Imagine you are a woman in your 20s living in a town in the north of the DRC. You have not attended school, you cannot read or write, and you live in a tent. Your tent is located in a small collection of tents of other families. You have no running water, no electricity, no mode of transportation. You have a young child. Your husband has left you to raise the child alone. Every day, you must walk to get fresh water and haul it back to your tent. You farm and gather food without any equipment. You wash your clothes by hand. There is no reliable local government, so no police force to help you when a soldier in the army comes to your tent one night and rapes you. The people around you see the rape as somehow your fault and tell you to be embarrassed by it.
Would you be angry? Would you feel hopeless? Would you want revenge against the government that employs the soldier who raped you? The government that is full of corrupt individuals who are rich because they have taken the funds that could have been used to give you an education? The government that is led by people who have electricity, running water, all the food they can eat, and transportation? The government that allows you to live in fear, without a reliable source of food and water, without any health care? What kind of justice would you want?

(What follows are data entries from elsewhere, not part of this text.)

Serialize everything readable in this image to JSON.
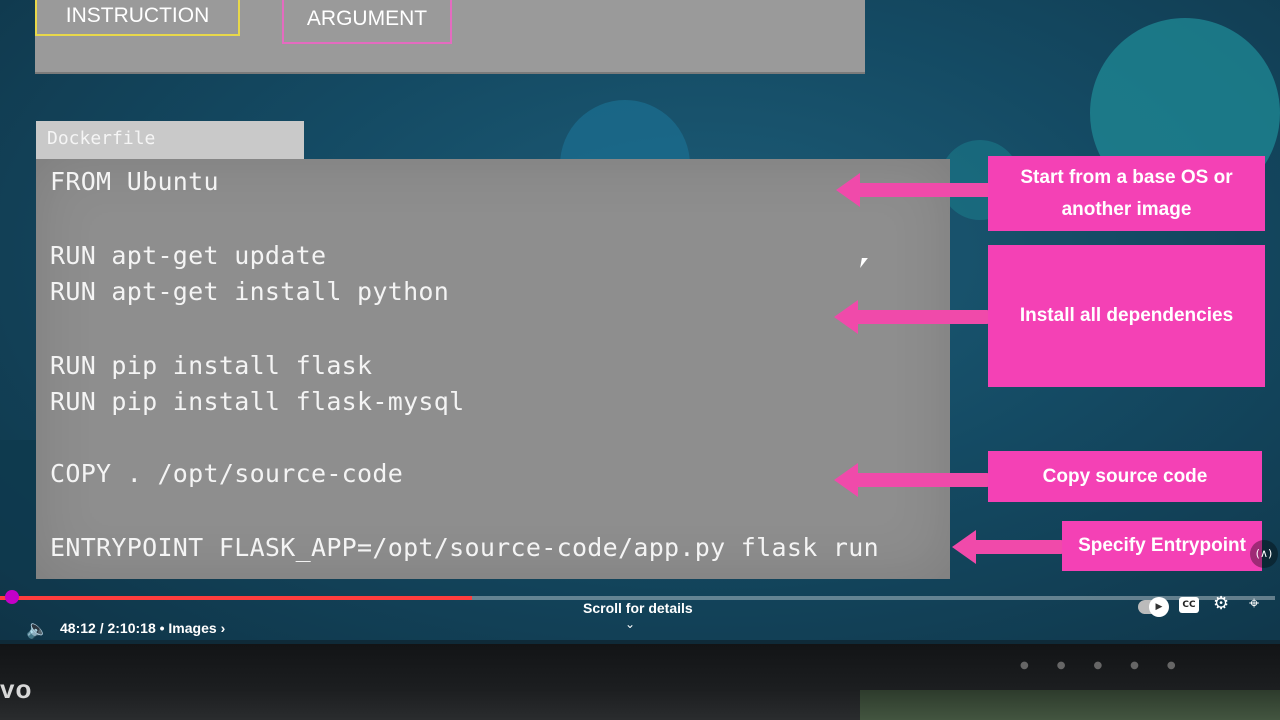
{
  "legend": {
    "instruction": "INSTRUCTION",
    "argument": "ARGUMENT"
  },
  "dockerfile": {
    "tab_label": "Dockerfile",
    "lines": [
      "FROM Ubuntu",
      "RUN apt-get update",
      "RUN apt-get install python",
      "RUN pip install flask",
      "RUN pip install flask-mysql",
      "COPY . /opt/source-code",
      "ENTRYPOINT FLASK_APP=/opt/source-code/app.py flask run"
    ]
  },
  "callouts": {
    "base_os": "Start from a base OS or another image",
    "dependencies": "Install all dependencies",
    "copy": "Copy source code",
    "entrypoint": "Specify Entrypoint"
  },
  "player": {
    "time": "48:12 / 2:10:18",
    "chapter": "Images",
    "scroll_hint": "Scroll for details",
    "progress_fraction": 0.37,
    "buffer_fraction": 0.37,
    "accent_color": "#ff3d3d",
    "scrubber_color": "#c300c8"
  },
  "colors": {
    "callout": "#f441b5",
    "instruction_border": "#e8d84a",
    "argument_border": "#e46bc0"
  },
  "icons": {
    "volume": "volume-icon",
    "autoplay": "autoplay-toggle",
    "captions": "cc-icon",
    "settings": "gear-icon",
    "fullscreen": "fullscreen-icon"
  }
}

This scares me, because I can see a possible future for the US in which economic disparities worsen, corruption worsens, and extremist groups get more powerful. Given the number of guns in the US that are not owned by our military, this could create a horrible situation in which there are multiple, well-armed extremist groups around the country. It would take a while for things to get that bad, but it could happen. If we don't change how we treat people who are poor, and if we don't change the rules that have made it so hard for people to get ahead, it could get very ugly, indeed.
Poverty is a terrible thing. Extreme poverty is dangerous. When people don’t have hope, they become desperate. Desperate people do dangerous things.